The dovetail joint (DT) is one of the most beautiful joineries in woodworking – if you want it to be.


Because you can select either blind, half-blind, or visible options.

After finishing your first dovetail, you’ll probably want to show it off. And you’ll have every right to be proud of your craftsmanship because of all the woodworking joints, dovetailing is one of the hardest to complete with precision.

But if you can do it right, this joint is sure to last just about anything you throw at it.

Here’s everything you need to know about dovetails before you find yourself in a project over your head.

The Pros and Cons of Dovetails

Like any joinery, the dovetail joint comes with its own advantages and disadvantages – it’s not ideal for every project.


Not only is dovetailing easy on the eyes, but its design makes it naturally resistant to wear and tear – even without glue.

  • Extremely strong
  • No metal fixtures, screws, or fasteners needed
  • Provides a large surface area for gluing
  • Visible and blind options
  • Will hold together without glue
  • Interlocks two pieces of wood
  • Difficult to pull apart
  • Looks amazing


If you’re working with a finite amount of wood, be careful: executing this joint properly is a huge challenge. A small mistake can vastly reduce the joint’s advantages.

  • Difficult to design and cut
  • Leaves no room for error
  • Gaps or mismeasurement will reduce the joint’s strength (and all other advantages)

Selecting the Best Woodworking Joint for the Job

Still have your heart set on mastering this ancient joint?

Great.
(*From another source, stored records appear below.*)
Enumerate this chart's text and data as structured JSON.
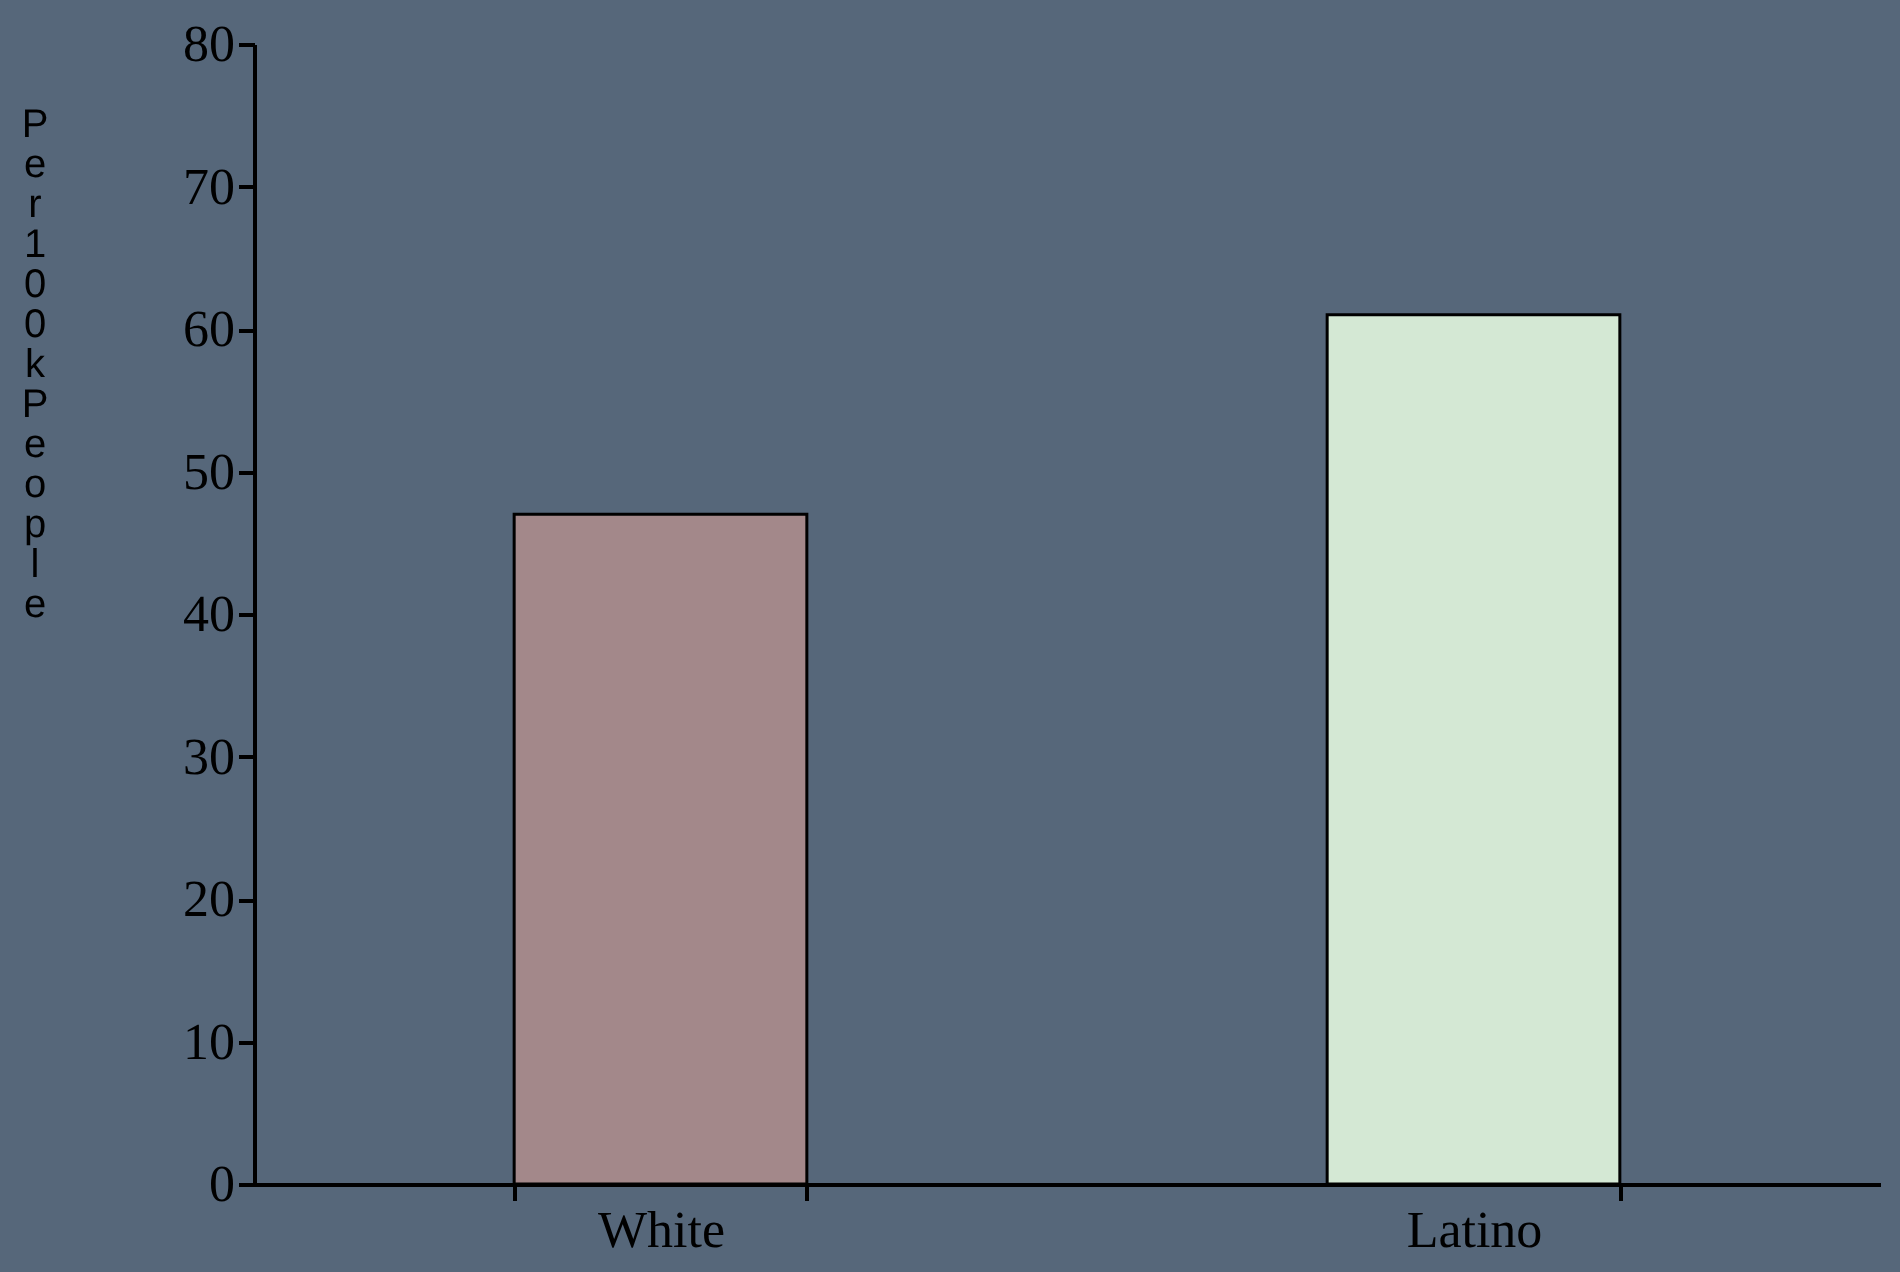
{
  "chart_data": {
    "type": "bar",
    "ylabel": "Per 100k People",
    "categories": [
      "White",
      "Latino"
    ],
    "values": [
      47,
      61
    ],
    "colors": [
      "#a3888a",
      "#d4e8d4"
    ],
    "ylim": [
      0,
      80
    ],
    "yticks": [
      0,
      10,
      20,
      30,
      40,
      50,
      60,
      70,
      80
    ],
    "grid": false
  }
}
Even staying within the realm of dovetailing, you have many options to choose from so you’re sure to select the best woodworking joint for your project.

Not feeling so confident? Try your hand at a few box joints first to get the hang of interlocking joints before you advance to the DT.

Through DT

This is the most common type which you will see throughout many pieces of cabinetry, boxes, and several other items. In this woodworking joint, the interlocking fingers are completely visible although occasionally covered with a veneer.
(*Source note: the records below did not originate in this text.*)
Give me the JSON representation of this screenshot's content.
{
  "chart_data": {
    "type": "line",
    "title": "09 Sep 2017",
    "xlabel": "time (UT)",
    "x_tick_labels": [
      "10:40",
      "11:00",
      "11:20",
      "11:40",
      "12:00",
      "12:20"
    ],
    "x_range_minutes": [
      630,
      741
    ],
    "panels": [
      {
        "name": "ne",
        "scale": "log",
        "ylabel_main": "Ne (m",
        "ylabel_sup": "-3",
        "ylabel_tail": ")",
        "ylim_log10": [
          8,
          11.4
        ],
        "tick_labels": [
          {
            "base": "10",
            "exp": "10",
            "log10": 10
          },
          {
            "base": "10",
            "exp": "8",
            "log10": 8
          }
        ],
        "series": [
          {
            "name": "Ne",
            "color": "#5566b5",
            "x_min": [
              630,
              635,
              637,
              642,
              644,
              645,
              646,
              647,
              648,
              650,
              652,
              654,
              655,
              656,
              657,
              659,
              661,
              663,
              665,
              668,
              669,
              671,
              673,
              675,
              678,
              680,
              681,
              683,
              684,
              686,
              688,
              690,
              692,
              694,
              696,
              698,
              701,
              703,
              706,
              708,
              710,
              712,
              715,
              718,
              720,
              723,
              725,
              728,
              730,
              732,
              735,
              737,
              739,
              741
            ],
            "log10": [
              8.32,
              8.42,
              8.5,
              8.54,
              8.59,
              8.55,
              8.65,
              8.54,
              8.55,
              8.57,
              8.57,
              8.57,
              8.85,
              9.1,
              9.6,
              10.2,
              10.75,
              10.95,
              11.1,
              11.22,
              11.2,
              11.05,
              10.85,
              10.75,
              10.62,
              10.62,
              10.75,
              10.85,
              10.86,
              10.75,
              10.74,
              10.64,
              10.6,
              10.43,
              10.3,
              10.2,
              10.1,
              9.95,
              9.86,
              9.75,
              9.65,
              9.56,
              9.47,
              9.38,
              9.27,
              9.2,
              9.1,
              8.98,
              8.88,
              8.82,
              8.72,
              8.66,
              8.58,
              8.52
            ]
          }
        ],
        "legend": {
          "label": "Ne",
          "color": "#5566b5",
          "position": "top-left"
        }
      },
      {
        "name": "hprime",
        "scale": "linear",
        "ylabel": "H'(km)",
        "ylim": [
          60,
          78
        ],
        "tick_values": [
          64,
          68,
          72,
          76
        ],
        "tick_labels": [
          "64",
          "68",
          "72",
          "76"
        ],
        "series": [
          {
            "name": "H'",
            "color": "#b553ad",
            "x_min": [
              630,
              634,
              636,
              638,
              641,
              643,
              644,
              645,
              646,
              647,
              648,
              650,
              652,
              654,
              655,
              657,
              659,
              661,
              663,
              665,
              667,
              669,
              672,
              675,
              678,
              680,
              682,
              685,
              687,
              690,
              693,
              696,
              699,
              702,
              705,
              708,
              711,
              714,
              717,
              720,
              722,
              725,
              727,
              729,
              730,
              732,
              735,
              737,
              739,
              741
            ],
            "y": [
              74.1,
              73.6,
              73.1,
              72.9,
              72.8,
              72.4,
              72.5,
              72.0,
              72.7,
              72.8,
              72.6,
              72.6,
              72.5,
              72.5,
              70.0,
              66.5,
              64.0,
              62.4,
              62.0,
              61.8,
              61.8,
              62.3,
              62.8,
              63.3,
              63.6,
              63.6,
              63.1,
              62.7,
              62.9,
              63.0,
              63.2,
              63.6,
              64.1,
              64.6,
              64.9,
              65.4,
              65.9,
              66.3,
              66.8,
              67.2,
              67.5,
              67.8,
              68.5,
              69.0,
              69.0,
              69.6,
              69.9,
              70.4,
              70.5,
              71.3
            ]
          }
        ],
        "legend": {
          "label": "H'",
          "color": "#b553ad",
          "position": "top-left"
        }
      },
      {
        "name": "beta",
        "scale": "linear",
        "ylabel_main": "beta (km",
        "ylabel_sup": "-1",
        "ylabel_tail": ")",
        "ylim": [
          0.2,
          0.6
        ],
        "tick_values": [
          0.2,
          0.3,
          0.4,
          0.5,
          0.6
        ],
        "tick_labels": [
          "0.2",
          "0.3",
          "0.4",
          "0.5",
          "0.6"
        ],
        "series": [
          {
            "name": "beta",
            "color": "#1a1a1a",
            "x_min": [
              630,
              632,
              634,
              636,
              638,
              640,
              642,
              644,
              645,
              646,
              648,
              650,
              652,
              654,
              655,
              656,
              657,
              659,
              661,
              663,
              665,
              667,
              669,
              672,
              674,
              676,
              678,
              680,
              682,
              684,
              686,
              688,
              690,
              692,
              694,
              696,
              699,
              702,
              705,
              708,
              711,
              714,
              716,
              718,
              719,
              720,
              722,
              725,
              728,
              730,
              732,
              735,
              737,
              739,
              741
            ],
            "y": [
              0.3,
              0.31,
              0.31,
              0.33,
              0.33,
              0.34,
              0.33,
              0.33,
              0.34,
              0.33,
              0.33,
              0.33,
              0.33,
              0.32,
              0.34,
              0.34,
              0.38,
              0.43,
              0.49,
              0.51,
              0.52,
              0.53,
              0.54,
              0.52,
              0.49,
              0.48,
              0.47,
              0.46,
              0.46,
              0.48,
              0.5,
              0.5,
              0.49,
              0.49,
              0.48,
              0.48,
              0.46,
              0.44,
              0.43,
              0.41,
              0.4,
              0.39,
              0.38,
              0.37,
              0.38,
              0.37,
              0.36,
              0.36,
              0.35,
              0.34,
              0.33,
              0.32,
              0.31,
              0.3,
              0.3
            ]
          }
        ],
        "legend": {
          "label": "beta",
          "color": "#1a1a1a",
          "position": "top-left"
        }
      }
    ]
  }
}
Adding a concealing finish is less common these days because craft workers want to show off their skill and consumers love the beautiful feature.

Detailed, high-quality, and handcrafted woodwork is rare today, so it makes sense why the through dovetail has grown in popularity.

Half-Blind DT

The half-blind DT eliminates the need for adding a false-front to drawers. In this joint, the interlocking fingers are not visible from the front.

This joint is a little more difficult to carry out than through dovetailing.

Secret Mitred DT (Full-blind)

You’ll often “find” secret mitred joints in picture frames and other carpentry where an invisible joint is preferred.

Of all woodworking joints (and all dovetails), the secret mitred is in the highest class because it offers supreme strength with a completely flesh and smooth surface.

Secret Double-lapped DT

This joint is almost identical to the secret mitred but it includes a thin portion of grain on one end of the joint.

Sliding DT

The sliding dovetail joint is very different from the rest because there is only one large interlocking section.

With this versatile joint, you can attach pieces of wood at a right angle or in a perpendicular fashion rather than end-to-end.

The sliding DT is often found in musical instruments, table frames, shelves, drawers, and cabinets.

3 Things to Know About Dovetailing

The dovetail joint is one of the most fascinating and revered of all the joineries. Here are a few things you should know about dovetails.

1. It’s an Ancient Method

Experts believe dovetails predate written history. Explorers have found this joint in Egyptian tombs dating back to the First Dynasty as well as tombs of ancient Chinese emperors.

2. It Isn’t Exclusive to Woodworking

You can find these ancient joints throughout many applications outside carpentry such as

  • Rifles and weapons: attaching iron sights
  • 3D printing: to form large objects with several small pieces
  • Masonry: particularly lighthouses and other structures in dangerous areas
  • Cast iron, aluminum, and other metal work to avoid permanent fixation through welding
  • Clockmaking: fixing broken teeth 
  • Jet engines: connecting turbine blades to the turbine disc

3. It Goes by Several Names

This joint is commonly called a “dovetail” due to its appearance.

In Europe, you might hear this joint called a “swallowtail” or “fantail.” It also goes by “pin and cove” or “tail and pin” in the carpentry community.

Did We Mention They’re Strong?

Not only are dovetails strong, but with excellent craftsmanship they can last over a century.

Carpenters of the past often turned to this type of woodworking joint for strength and durability prior to the discovery of steel or accessible metal fixtures.

Now, dovetailing is truly an art form rarely found in modern and mass-produced wood pieces.